Mısır Dış İlişkiler Konseyi üyesi ve İsrail konularında uzman akademisyen Ahmed Fuad Enver, sarı hattın silahsızlandırılmasıyla ilgili açıklamaların İsrail tarafından yapılan belirsiz ve baskı amaçlı beyanlar olduğunu belirtti. Enver, bu adımların ikinci aşamayı etkilemeyi amaçladığını vurguladı.

Filistinli siyasi analist Nizar Nazzal ise sızıntıları, arabulucular ve Hamas üzerinde ‘doğrudan baskı’ kurma girişimi olarak nitelendirdi. Nazzal, Hamas’ın silahsızlandırılmasının zaman alacağını ve uygulanmasının zorluklar içereceğini, ayrıca İsrail içinde sahte zafer algısı yaratmayı hedeflediğini ifade etti.

Söz konusu tartışmalar, Miami’de yapılan toplantının sonuçlarıyla eş zamanlı olarak gerçekleşti. Mısır, Katar, Türkiye ve ABD’yi temsil eden arabulucuların açıklamasına göre, ABD’nin gönderdiği diplomat Steve Witkoff’un X hesabından aktardığı mesajda, ikinci aşama görüşmelerinde Gazze’de birleşik otorite altında sivil ve kamu düzeninin korunmasını sağlayacak bir yönetim organının güçlendirilmesine vurgu yapıldığı belirtildi. Arabulucular, geçiş sürecinde sivil ve güvenlik alanları ile yeniden inşayı yönetmek üzere Barış Konseyi’nin kurulması ve aktif hale getirilmesine destek verdiklerini açıkladı.

xscdfg
Gazze Şeridi’ndeki Sivil Savunma Müdürlüğü mensupları, 2023 yılında er-Rimal mahallesinde yıkılan bir binanın enkazı arasında ceset arıyor. (AFP)

Arabulucular, tüm taraflara yükümlülüklerini yerine getirme, itidal gösterme ve denetim mekanizmalarıyla iş birliği yapma çağrısında bulundu.

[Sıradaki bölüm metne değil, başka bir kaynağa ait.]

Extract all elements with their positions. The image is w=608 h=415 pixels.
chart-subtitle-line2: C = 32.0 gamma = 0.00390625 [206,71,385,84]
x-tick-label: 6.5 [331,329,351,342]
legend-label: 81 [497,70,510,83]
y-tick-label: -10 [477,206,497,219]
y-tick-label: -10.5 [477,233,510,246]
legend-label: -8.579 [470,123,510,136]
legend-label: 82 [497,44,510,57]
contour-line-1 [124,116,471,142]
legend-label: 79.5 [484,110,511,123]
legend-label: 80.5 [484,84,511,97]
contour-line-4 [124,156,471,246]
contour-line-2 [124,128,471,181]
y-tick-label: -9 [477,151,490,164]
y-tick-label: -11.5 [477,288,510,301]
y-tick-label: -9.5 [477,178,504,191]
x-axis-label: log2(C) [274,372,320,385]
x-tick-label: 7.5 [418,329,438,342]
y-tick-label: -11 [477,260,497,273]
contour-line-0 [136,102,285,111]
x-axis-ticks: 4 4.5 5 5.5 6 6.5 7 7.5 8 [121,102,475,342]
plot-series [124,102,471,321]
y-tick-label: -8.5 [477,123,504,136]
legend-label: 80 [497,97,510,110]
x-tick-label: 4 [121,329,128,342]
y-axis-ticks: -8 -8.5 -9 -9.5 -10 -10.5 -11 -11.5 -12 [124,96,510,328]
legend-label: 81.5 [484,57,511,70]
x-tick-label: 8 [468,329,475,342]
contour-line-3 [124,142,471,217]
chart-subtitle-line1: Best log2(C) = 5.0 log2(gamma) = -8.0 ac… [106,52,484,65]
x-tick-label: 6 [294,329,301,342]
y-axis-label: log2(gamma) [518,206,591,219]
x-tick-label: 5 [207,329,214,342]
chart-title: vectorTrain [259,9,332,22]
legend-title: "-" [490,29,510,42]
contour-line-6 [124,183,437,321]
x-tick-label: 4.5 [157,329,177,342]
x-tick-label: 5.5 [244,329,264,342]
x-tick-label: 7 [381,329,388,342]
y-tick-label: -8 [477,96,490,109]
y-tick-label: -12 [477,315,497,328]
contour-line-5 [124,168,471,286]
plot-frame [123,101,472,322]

Ayrıca ikinci aşamanın uygulanmasını ilerletmek amacıyla önümüzdeki haftalarda görüşmelerin devam edeceği açıklandı.

Ahmed Fuad Enver, ikinci aşama için geri sayımın başladığını belirterek, “İsrail’in bu aşamaya girmesi için zorunlu bir süreç olacak… Ocak ayında bunu görebiliriz” dedi.

Nizar Nazzal ise Miami toplantısının ikinci aşamanın ana hatlarını çizdiğini, Barış Konseyi, Gazze Yönetim Komitesi ve istikrar güçlerinin oluşturulmasının uygulamaya konduğunu söyledi. Nazzal, buna bağlı olarak İsrail’in, silahsızlandırma ve saldırıların devamı gibi engellere rağmen ABD baskısı altında ikinci aşamaya katılmak zorunda kalacağını ifade etti.